Let’s work with point A first. Since it will be a horizontal reflection, where the reflection is over x=-3, we first need to determine the distance of the x-value of point A to the line of reflection. We’ll be using the absolute value to determine the distance. $|-6-(-3)|=|-6+3|=|-3|=3$

Since point A is located three units from the line of reflection, we would find the point three units from the line of reflection from the other side. The y-value will not be changing, so the coordinate point for point A’ would be (0, 1)
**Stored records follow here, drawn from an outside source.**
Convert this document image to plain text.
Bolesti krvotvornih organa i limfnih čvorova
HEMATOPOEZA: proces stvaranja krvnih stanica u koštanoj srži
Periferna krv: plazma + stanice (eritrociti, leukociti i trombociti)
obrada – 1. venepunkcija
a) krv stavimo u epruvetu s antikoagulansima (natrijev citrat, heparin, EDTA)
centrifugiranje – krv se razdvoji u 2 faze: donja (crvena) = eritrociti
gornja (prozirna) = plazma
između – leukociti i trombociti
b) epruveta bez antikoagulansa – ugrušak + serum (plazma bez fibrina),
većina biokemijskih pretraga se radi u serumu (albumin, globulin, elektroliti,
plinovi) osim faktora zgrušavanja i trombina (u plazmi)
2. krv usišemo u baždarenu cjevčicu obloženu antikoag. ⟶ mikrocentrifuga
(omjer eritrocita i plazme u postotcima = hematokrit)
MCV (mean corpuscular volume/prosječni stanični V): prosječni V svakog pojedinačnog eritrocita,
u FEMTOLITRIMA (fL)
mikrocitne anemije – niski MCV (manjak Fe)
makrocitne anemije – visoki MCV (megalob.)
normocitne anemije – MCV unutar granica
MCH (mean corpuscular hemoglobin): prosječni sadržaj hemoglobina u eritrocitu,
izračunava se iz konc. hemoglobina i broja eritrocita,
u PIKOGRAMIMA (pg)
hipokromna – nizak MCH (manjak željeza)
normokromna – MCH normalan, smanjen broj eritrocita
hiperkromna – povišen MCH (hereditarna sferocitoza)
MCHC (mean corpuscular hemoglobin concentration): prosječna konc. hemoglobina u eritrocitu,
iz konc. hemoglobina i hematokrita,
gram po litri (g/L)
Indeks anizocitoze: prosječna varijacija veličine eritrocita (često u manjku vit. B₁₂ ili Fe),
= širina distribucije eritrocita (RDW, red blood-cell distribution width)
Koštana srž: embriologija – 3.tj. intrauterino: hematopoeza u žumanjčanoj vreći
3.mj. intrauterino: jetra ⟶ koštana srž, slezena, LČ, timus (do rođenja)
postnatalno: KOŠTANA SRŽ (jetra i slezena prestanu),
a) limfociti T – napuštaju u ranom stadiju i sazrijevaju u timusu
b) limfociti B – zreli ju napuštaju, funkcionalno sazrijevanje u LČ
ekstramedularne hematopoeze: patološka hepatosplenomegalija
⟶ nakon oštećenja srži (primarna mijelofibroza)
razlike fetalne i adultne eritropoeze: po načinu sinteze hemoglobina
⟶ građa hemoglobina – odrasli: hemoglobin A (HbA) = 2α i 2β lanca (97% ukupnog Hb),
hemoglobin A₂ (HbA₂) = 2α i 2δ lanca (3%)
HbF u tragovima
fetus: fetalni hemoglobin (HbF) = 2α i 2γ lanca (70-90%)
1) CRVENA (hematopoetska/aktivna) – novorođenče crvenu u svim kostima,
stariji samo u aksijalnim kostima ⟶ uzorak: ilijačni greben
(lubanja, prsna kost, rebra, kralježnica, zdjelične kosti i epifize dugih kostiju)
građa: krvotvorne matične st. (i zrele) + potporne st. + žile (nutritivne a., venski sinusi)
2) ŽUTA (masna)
Repeat for points B and C. In the end, we found out that after a reflection over the line x=-3, the coordinate points of the image are:

A'(0,1), B'(-1,5), and C'(-1, 2)

## Vertical Reflection

Apply a reflection over the line y=-1

The procedure to determine the coordinate points of the image are the same as that of the previous example with minor differences that the change will be applied to the y-value and the x-value stays the same.

In the end, we would have
A'(-6,-2), B'(-5,-7), and C'(-5, -3) ## Video-Lesson Transcript

Let’s say we want to reflect this triangle over this line. A line $x = -3$ rather than the $x$-axis or the $y$-axis.

So, we have $r_{x = -3} \triangle{ABC}$

This line is called $x = -3$ because anywhere on this line $x = -3$ and it doesn’t matter what the $y$ value is.

Graphically, this is the same as reflecting over the $y$-axis.

We’re just going to treat it like we are doing reflecting over the $y$-axis. Let’s see how far away it is.

Point $B$ is $2$ units from the line $x = -3$, so we’re going $2$ units to the right of it. Keep the same height. And we have $B^\prime$.

Same thing for points $A$ and $C$. $C$ is $2$ units away so we’re going to move $2$ units horizontally and we get $C^\prime$.

Point $A$ is $3$ units from the line so we go $3$ units to the right and we end up with $A^\prime$.

The reflection of triangle $ABC$ will look like this.

Probably it’s best to do this graphically then get the coordinates from it. $A^\prime (0, 1)$ $B^\prime (-1, 5)$ $C^\prime (-1, 2)$

Similarly, let’s reflect this over a vertical line. $r_{y = -1} \triangle {ABC}$

This line represents $y = -1$ because anywhere on this line is $y = -1$, it doesn’t matter what the $x$ value is.

We’ll treat this the same way as we treat everything so far in reflection.

Point $A$ is $2$ spots away from the $y$ axis so we’ll go $2$ spots below it. And we end up with $A^\prime$. $C$ is $3$ spots above the line so we’ll go $3$ spots below it. We end up with $C^\prime$.

Point $B$ is $6$ spots away so we’ll go $6$ spots below $y = -1$ line.

Now, we can draw a triangle.

We’re able to get the new coordinates graphically by graphing it.

As we look at it, we can now figure out the coordinates.

Looking at the graph, we’ll see that: $A^\prime (-6, -2)$ $C^\prime (-5, -3)$ $B^\prime (-5, -7)$

A quick sketch easily helps us figure out the coordinates for the image if we reflect triangle $ABC$ over the line $y = -1$.